Quelques jours après ce discours de M. Thiers, à la fin de mars, l’Europe apprenait que, dés le mois d’août 1866, la Prusse avait conclu avec les États du Sud des traités secrets qui organisaient la force militaire de ceux-ci et les liaient par un accord défensif à l’Allemagne du Nord. Et bientôt, le Zollverein réorganisé allait donner à des délégués de toute l’Allemagne l’occasion de se réunir à Berlin en un Parlement douanier, image du prochain Parlement politique et national. Ainsi, la force d’unité allemande éclatait en tout sens et se manifestait sous toutes les formes. Si ce mouvement d’unité avait été le produit artificiel des excitations prussiennes, M. Thiers aurait pu espérer l’arrêter par les sommations de la France. Mais il était visible, depuis Sadowa, que M. de Bismarck résistait à la poussée plus qu’il ne l’avivait. Non pas qu’il eût abandonné un instant son plan d’unité totale, mais il ne voulait pas braver la France et déchaîner un confit avant d’avoir assuré à la Confédération du Nord et aussi aux États du Sud une forte organisation militaire. Il ne voulait pas se hâter d’unir les démocratiques États du Sud à l’Allemagne du Nord avant d’avoir assuré dans la Constitution nouvelle la puissance de la Monarchie prussienne. Et il s’appliquait aussi, par une modération étalée, à rejeter sur la France toute la responsabilité apparente d’une guerre éventuelle, afin d’avoir pour lui, dans le combat, la force du sentiment national allemand exaspéré.

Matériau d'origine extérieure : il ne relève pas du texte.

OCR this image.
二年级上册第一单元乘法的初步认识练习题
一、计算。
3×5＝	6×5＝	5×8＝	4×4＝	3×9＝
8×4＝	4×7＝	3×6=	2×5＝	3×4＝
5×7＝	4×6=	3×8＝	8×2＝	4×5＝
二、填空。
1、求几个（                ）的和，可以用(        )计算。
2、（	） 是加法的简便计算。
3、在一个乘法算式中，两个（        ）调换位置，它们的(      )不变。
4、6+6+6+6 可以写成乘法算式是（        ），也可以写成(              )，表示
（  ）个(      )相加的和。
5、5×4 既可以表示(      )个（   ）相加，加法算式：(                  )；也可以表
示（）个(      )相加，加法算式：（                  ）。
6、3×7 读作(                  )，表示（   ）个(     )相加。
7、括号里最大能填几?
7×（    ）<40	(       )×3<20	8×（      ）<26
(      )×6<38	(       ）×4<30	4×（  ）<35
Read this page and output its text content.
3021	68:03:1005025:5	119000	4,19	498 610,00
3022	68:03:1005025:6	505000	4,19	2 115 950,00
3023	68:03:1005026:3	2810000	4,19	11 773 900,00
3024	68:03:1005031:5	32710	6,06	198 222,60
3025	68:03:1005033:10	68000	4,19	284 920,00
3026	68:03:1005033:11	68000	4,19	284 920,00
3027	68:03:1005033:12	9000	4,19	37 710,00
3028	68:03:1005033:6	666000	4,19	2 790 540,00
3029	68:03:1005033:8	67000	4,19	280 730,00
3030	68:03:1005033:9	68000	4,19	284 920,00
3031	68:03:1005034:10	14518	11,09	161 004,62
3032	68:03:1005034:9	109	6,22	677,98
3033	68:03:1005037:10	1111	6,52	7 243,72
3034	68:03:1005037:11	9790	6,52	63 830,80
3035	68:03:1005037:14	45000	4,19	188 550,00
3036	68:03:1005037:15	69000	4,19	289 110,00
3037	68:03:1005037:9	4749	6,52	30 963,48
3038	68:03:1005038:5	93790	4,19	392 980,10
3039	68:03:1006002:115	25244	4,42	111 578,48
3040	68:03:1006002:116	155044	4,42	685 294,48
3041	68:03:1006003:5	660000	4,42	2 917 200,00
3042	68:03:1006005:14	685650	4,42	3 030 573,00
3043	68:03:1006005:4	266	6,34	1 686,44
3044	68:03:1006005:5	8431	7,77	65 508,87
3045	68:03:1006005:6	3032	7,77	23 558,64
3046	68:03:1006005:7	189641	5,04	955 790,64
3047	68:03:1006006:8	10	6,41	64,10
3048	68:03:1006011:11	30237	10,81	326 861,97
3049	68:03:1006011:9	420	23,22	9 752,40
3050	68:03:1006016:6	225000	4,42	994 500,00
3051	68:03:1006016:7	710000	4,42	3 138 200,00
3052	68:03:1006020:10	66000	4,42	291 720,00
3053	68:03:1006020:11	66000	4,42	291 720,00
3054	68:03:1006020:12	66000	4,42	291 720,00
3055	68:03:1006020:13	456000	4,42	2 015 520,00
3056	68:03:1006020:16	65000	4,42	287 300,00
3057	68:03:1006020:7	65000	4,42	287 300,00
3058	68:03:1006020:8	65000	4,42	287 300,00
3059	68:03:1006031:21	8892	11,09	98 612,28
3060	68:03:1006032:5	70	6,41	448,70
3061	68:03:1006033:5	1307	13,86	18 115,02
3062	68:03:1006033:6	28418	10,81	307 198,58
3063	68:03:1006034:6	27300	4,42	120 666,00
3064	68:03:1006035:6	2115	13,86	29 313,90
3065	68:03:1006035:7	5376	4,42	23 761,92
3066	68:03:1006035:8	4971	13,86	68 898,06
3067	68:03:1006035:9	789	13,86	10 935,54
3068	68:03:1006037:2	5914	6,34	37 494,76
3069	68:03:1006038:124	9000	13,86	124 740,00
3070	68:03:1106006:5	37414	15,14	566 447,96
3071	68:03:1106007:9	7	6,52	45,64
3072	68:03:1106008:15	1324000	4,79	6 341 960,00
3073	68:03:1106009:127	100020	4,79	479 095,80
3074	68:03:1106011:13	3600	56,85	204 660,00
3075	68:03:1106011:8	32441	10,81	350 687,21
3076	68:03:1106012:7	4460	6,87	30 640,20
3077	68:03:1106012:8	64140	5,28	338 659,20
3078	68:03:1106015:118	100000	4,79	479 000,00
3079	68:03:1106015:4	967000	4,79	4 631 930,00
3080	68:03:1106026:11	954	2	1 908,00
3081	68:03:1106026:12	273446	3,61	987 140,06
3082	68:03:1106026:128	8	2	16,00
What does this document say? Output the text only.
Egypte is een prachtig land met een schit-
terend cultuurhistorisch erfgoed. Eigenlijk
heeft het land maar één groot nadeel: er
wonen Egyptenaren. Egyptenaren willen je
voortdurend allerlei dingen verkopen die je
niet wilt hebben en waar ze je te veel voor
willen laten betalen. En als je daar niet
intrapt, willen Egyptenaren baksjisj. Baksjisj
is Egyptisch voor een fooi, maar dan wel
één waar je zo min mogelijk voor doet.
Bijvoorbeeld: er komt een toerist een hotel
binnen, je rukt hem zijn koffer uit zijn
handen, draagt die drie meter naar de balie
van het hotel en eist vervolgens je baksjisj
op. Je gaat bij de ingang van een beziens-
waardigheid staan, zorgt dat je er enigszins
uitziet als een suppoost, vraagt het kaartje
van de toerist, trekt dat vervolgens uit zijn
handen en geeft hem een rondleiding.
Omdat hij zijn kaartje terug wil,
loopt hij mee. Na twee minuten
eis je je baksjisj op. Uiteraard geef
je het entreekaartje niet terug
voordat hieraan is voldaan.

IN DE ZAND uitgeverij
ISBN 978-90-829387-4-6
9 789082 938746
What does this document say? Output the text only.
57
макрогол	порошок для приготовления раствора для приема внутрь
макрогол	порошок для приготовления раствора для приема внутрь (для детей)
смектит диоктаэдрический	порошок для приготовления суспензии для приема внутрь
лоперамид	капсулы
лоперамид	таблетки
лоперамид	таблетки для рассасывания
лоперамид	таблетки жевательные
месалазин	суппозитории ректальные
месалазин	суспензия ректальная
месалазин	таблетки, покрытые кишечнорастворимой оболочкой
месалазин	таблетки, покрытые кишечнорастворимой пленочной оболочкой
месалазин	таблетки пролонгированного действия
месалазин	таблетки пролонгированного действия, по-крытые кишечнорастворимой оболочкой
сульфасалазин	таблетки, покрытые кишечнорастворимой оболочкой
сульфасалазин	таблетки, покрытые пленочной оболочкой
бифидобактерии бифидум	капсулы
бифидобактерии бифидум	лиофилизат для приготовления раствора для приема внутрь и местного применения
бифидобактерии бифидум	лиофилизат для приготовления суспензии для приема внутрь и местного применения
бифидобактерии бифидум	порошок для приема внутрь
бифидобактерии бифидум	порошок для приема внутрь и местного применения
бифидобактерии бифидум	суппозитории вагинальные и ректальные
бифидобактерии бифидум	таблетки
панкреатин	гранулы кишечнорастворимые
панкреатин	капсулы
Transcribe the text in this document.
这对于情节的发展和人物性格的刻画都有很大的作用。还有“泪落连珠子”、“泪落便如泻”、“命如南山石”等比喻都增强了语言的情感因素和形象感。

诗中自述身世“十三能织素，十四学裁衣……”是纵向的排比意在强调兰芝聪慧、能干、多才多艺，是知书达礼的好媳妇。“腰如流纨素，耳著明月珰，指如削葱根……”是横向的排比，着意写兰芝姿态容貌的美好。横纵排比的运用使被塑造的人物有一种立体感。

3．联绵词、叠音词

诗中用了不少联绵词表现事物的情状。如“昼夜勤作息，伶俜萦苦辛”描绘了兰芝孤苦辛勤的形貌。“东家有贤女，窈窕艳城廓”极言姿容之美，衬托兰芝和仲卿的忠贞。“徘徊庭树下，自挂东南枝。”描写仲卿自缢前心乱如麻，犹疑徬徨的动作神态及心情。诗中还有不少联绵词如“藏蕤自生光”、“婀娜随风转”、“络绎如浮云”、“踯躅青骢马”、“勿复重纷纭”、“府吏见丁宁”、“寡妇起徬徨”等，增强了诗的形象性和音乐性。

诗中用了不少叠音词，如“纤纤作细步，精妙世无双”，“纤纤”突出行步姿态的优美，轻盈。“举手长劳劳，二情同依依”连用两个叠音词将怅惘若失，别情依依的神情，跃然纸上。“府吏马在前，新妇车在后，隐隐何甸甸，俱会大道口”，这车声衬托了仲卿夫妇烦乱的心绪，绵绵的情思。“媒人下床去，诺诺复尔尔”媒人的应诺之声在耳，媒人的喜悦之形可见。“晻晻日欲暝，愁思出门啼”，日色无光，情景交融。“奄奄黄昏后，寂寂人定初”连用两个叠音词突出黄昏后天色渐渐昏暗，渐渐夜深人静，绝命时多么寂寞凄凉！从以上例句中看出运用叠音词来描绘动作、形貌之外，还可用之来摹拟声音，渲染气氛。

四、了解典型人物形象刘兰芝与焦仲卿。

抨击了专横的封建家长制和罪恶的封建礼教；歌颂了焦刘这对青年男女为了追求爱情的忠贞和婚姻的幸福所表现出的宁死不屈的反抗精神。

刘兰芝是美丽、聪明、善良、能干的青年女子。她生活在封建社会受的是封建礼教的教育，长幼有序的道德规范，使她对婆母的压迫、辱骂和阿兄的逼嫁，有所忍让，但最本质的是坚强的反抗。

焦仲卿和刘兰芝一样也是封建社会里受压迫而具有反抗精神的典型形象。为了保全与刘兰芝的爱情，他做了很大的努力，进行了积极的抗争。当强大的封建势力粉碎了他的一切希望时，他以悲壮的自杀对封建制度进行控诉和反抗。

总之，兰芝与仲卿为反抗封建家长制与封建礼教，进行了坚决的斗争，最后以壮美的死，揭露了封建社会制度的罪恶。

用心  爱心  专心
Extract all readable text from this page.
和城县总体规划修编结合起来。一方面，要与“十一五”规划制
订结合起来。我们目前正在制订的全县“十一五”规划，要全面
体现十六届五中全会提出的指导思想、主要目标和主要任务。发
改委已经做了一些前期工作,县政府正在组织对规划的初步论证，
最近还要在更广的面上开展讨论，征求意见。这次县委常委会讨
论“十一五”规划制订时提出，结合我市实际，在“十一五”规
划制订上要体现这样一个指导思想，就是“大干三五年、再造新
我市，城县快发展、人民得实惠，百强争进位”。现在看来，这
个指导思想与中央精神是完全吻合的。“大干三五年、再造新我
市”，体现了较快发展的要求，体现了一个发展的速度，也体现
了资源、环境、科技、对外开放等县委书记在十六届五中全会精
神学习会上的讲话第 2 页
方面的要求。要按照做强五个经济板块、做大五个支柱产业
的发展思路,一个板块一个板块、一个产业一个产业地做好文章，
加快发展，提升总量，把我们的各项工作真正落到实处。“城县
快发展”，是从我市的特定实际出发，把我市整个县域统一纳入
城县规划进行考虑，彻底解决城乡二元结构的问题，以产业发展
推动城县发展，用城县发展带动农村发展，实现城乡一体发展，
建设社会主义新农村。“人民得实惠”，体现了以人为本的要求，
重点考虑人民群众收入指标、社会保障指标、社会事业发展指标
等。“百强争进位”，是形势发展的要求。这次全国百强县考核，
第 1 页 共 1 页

Mais enfin, à ce moment il n’aiguillonnait pas l’Allemagne : il ne l’éperonnait pas. Il contenait au contraire la passion nationale, il la tenait en bride. Et celle-ci plus d’une fois se cabrait sous lui et s’irritait. Ce sont précisément les députés au Parlement du Nord du Hanovre annexé, c’est Benningsen et ses amis qui protestaient avec le plus de véhémence contre toute politique de faiblesse et de temporisation. Bientôt le duché de Bade allait demander sa réunion à l’Allemagne. Et le jour était proche où la Confédération du Nord passerait le Main, proclamerait l’unité allemande, soit que M. de Bismarck jugeât l’occasion favorable, soit qu’il ne pût retenir plus longtemps l’impatience du patriotisme allemand. Ce jour-là, dans le système de M. Thiers, c’était la guerre forcée. En attendant c’était entre la France et l’Allemagne un malaise profond. La France devenait pour l’Allemagne l’ennemi direct, l’obstacle détesté d’un grand dessein qui hantait les esprits et exaltait les âmes. C’était une semence de défiance et de haine, d’où jaillirait soudain comme une forêt de glaives.